Due dati per tutti: il 44% dei ragazzi che hanno superato l’esame di maturità ha una conoscenza dell’italiano del
tutto inadeguata
a sostenere una normale conversazione, mentre per il 51% la matematica rappresenta un oscuro oggetto del programma scolastico. In molti hanno subito individuato il colpevole: la famigerata DAD, la didattica a distanza che a più riprese, nei mesi scorsi, ha costretto docenti e discenti alle lezioni da casa.

Ma siamo sicuri che la causa principale della preoccupante debacle del nostro sistema scolastico e formativo sia proprio questa?
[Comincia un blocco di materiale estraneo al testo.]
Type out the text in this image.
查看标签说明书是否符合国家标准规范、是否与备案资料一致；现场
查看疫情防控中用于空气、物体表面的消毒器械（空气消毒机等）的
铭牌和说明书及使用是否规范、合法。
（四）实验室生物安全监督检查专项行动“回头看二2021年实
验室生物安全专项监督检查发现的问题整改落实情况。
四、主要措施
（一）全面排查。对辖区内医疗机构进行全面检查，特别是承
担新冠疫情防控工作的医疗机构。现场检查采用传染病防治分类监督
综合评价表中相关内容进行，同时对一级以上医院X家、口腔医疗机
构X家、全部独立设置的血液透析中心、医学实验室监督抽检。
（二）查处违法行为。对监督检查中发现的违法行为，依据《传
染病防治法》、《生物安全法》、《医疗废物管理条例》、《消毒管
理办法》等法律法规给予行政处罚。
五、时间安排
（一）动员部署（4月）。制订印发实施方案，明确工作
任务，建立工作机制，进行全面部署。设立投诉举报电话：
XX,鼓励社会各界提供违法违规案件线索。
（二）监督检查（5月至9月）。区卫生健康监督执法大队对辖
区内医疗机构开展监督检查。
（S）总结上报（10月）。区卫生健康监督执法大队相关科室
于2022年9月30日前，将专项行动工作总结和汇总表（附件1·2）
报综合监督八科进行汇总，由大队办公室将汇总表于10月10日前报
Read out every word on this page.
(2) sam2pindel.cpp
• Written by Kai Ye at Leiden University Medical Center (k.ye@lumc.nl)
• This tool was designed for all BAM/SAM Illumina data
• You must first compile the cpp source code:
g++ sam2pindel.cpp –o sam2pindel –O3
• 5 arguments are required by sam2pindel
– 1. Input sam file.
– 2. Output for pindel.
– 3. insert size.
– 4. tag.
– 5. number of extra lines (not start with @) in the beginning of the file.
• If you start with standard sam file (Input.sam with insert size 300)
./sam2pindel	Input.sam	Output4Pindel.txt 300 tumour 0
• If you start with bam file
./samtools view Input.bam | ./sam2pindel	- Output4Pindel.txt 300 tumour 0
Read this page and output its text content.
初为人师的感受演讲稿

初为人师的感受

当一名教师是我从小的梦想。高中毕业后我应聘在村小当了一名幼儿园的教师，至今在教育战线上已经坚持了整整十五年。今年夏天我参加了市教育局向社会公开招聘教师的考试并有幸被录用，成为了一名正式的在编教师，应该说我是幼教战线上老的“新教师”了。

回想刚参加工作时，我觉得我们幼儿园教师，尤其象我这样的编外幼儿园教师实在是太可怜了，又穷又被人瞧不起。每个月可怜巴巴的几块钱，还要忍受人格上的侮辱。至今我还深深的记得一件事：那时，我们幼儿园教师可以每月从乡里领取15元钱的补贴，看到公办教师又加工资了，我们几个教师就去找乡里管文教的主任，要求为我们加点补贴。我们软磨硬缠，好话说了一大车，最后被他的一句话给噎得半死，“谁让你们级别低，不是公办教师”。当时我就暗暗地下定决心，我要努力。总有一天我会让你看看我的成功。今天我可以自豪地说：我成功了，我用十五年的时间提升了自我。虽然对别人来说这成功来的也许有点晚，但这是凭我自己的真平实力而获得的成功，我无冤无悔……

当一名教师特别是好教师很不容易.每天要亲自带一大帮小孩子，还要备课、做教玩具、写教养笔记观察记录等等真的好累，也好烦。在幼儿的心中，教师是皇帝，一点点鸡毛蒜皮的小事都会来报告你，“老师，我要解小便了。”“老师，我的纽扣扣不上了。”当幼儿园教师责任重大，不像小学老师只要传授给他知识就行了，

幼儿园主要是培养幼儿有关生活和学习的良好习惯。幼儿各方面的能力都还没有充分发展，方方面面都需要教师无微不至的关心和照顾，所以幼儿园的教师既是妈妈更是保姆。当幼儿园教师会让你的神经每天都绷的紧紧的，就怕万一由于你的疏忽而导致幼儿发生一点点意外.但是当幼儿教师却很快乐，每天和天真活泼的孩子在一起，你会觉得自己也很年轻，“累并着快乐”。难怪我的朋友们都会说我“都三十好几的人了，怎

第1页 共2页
Un problema di quantità, un problema di qualità

Per esperienza diretta, dopo averla sperimentata per mesi senza riscontrare particolari disagi o negatività, aldilà dell’ovvio deficit di socialità, mi sento di escludere questa tesi. È molto più verosimile pensare che la scaturigine dei problemi del nostro sistema educativo-formativo abbia origini e cause remote, via via acuite nel corso degli anni.

Ritengo anche che uno dei motivi delle performance calanti della nostra economia vada ricercato proprio nella perdita di requisiti essenziali dell’Istruzione nel suo complesso. Con particolare riferimento alla domanda di competenze provenienti dal mondo del lavoro. Verosimilmente, esiste sia un problema di quantità (la percentuale di lavoratori con un diploma di istruzione superiore è minore rispetto a quella dei principali Paesi) che di qualità (l’Istituzione universitaria spesso non compensa adeguatamente il merito, costringendo le menti migliori a cercare fortuna altrove).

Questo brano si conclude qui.